I was heading to an interview; not the “change your life” kind. No, alas. It was just a regular interview, for a case I was working on.

Obviously, the second most important tool is a good voice recorder; first most important being, ahem, your questions.

Questions, check. Good questions, if I am allowed to say so myself. Voice recorder, check. Good machine, modern, digital, and so forth.

Batteries? Check. Good batteries, well known brand. Used just once, for a couple of minutes. “Checked” actually was done only bu looking inside the battery compartment, to see if the things were in there. They were. Good enough for me (or so I thought).

Packed and ready to go? Check. Beautiful morning, breakfast great, full of life.

Arriving at interviewee address, I prepare everything and start the voice recorder thingy; a brief red light, and then silence. No, I really mean silence. My interviewee was staring at me, not understanding why my face turned purple in an instant; me, silent for lack of anything human to say, and the machine silent because, well, batteries were dead.

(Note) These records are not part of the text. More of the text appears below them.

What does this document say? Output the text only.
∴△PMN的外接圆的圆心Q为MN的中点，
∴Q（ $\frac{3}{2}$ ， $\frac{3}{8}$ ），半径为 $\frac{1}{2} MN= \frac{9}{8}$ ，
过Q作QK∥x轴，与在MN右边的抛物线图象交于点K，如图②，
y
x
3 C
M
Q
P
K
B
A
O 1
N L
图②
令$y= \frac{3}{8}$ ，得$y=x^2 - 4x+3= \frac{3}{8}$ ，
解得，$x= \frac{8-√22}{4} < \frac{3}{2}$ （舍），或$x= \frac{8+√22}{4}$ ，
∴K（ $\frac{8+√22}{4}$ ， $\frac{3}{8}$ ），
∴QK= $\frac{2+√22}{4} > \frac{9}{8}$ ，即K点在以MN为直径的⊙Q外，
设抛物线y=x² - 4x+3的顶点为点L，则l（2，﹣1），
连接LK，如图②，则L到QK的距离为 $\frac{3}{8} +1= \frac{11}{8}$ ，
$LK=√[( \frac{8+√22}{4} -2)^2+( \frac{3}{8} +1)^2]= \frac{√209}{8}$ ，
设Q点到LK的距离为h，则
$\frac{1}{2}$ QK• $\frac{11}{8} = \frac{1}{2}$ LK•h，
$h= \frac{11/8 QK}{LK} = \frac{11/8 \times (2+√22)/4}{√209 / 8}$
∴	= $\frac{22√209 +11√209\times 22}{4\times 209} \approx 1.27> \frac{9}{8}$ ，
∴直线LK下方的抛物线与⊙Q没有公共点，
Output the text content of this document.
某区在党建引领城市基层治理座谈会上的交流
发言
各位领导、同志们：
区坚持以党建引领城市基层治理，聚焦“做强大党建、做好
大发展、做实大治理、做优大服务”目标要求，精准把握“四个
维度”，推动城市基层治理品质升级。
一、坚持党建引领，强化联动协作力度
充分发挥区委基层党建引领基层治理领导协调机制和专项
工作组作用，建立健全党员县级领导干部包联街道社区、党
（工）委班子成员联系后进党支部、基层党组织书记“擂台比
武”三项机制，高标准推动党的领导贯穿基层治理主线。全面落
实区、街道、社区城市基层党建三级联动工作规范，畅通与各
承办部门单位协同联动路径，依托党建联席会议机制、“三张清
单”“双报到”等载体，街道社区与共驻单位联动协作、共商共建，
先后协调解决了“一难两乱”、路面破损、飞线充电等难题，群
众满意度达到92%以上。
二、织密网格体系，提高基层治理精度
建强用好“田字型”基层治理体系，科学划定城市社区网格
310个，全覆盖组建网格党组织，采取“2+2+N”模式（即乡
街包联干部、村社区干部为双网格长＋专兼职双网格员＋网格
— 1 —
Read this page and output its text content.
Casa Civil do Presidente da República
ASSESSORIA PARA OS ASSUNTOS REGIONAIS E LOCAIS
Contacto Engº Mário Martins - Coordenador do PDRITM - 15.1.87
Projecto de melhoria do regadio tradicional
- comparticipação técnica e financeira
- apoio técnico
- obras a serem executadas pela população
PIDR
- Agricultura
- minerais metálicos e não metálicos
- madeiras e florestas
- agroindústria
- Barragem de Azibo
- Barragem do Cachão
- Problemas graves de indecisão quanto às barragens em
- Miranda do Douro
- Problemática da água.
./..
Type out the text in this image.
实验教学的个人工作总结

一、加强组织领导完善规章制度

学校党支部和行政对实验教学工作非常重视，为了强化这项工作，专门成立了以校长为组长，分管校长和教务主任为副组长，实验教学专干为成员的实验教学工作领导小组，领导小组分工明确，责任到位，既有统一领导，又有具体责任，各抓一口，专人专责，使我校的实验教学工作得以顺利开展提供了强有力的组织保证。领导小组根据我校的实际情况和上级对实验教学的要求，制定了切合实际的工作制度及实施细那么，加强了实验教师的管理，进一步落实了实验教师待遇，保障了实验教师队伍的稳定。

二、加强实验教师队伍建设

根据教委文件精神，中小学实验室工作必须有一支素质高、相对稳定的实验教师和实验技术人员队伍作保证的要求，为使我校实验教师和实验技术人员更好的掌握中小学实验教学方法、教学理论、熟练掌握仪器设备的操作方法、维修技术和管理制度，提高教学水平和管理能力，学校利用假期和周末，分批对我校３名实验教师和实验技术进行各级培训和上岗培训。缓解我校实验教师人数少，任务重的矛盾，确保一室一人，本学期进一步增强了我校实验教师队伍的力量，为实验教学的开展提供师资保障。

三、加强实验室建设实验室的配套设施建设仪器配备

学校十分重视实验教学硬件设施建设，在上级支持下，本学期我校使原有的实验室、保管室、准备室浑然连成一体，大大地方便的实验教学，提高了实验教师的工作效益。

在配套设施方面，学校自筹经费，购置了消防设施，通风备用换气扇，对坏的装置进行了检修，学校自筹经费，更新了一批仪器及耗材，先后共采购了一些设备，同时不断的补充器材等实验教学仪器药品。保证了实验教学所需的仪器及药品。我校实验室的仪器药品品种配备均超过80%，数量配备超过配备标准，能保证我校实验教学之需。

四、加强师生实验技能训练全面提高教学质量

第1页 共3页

Did I mention the interview was taking place in a remote area, some 20 kms from the city, basically a manufacturing unit in the middle of a large field. No shops, no spare batteries in my backpack, therefore no way to get a couple of AA’s in time (decent time) for redressing the situation.

Long story short: interview was canceled. Interviewee had a good laugh, me not. Two hours after my arrival back in the office I was still purple.

That was a lesson learned the hard way. Prepare everything to the smallest detail, and then, after you checked everything, check again. And this is true for any case I handle, and for any (and I mean any) job I undertake on behalf of my clients. True for the last 25 years of professional investigations, my main, sole, and only occupation.

And I hate purple, for what is worth.